Anspruchsvolle Selbstverpflichtungen hat sich die EU aber durchaus bereits zum Ziel gesetzt. Auf einer Konferenz der EU-Gesundheitsminister im Jahr 2004 in Dublin verpflichteten sich die EU-Staaten, bis 2010 allen Erkrankten Zugang zu antiretroviralen Medikamenten zu verschaffen, und sie versprachen Unterstützungsprogramme für besondere Hochrisiko-Gruppen. Diese Versprechungen sind in vielen Ländern bis heute nicht umgesetzt.
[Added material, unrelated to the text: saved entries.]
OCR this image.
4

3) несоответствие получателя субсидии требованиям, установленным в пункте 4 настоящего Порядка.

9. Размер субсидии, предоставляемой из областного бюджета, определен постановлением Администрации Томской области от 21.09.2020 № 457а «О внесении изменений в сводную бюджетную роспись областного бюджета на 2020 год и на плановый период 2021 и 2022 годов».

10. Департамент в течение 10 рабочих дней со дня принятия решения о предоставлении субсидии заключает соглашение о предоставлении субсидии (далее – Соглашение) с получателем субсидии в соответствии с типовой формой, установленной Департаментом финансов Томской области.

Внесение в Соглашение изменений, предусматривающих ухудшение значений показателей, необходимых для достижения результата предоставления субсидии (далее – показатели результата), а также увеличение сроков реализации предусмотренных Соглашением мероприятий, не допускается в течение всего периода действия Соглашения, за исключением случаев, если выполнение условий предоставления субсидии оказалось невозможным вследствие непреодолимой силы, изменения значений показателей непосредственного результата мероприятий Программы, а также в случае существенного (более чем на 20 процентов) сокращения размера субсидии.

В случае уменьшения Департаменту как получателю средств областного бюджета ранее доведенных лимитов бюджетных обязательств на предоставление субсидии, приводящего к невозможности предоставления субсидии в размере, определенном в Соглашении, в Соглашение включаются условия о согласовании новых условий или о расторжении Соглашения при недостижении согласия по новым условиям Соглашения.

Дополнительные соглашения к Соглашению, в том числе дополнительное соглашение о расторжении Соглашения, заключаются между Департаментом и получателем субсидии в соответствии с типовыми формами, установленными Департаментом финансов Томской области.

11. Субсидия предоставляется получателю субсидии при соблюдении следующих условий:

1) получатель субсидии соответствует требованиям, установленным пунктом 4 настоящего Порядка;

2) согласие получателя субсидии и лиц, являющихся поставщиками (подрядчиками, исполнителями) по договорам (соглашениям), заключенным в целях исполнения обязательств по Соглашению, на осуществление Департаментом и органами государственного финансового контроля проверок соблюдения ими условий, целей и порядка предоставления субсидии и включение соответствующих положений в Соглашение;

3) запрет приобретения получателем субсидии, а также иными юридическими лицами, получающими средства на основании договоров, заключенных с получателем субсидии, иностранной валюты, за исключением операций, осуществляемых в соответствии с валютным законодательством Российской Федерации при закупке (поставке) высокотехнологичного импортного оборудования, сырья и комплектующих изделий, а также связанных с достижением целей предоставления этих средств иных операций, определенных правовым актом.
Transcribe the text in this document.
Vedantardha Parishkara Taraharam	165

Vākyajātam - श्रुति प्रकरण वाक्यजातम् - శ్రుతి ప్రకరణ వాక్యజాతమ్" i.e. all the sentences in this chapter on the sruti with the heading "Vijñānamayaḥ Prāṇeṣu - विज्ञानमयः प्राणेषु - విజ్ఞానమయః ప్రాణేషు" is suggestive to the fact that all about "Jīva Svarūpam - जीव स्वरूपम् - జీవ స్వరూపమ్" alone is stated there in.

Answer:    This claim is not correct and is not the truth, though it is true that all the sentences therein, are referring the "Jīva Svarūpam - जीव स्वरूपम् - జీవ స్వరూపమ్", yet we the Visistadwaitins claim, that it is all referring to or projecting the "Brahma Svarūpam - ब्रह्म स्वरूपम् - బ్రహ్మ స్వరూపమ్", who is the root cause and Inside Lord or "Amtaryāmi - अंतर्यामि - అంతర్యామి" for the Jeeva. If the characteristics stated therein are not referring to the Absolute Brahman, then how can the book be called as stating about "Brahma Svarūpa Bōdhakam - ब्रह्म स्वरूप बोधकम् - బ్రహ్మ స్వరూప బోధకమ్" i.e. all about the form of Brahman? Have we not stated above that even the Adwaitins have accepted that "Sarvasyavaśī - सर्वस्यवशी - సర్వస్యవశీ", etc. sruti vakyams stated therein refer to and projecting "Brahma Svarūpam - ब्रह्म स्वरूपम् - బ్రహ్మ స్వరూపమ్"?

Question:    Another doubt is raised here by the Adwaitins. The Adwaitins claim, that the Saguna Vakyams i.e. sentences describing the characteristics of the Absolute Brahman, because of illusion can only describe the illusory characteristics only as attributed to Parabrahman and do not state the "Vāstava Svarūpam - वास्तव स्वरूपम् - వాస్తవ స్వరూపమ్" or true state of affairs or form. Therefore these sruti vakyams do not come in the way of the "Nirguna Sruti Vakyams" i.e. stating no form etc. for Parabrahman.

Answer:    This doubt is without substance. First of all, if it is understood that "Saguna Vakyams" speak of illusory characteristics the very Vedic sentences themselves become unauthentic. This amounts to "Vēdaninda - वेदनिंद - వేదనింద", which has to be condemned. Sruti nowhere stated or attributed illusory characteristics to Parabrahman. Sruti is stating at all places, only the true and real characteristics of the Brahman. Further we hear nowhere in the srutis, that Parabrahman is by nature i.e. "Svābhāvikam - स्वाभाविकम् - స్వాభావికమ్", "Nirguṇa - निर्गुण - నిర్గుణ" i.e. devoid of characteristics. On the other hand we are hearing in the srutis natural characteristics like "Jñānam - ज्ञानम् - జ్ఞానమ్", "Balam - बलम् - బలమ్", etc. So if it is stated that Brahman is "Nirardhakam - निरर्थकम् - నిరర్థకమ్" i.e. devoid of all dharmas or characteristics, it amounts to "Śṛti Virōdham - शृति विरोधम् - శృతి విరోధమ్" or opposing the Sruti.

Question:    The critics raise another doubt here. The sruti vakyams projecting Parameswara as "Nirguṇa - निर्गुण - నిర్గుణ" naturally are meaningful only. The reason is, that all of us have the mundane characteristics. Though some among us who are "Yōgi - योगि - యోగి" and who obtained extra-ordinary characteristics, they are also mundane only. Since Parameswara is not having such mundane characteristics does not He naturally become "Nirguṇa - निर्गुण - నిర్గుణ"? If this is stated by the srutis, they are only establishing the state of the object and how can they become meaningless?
Nach Angaben von Aids Action Europe erhalten in Osteuropa und Zentralasien nur 13 Prozent der Aids-Kranken eine medikamentöse Versorgung. Werbung für Kondome ist in den meisten osteuropäischen Staaten tabu, und Nadelaustauschprogramme werden von vielen Regierungen noch immer eher als eine kriminelle denn als eine gesundheitspolitisch sinnvolle Handlung angesehen.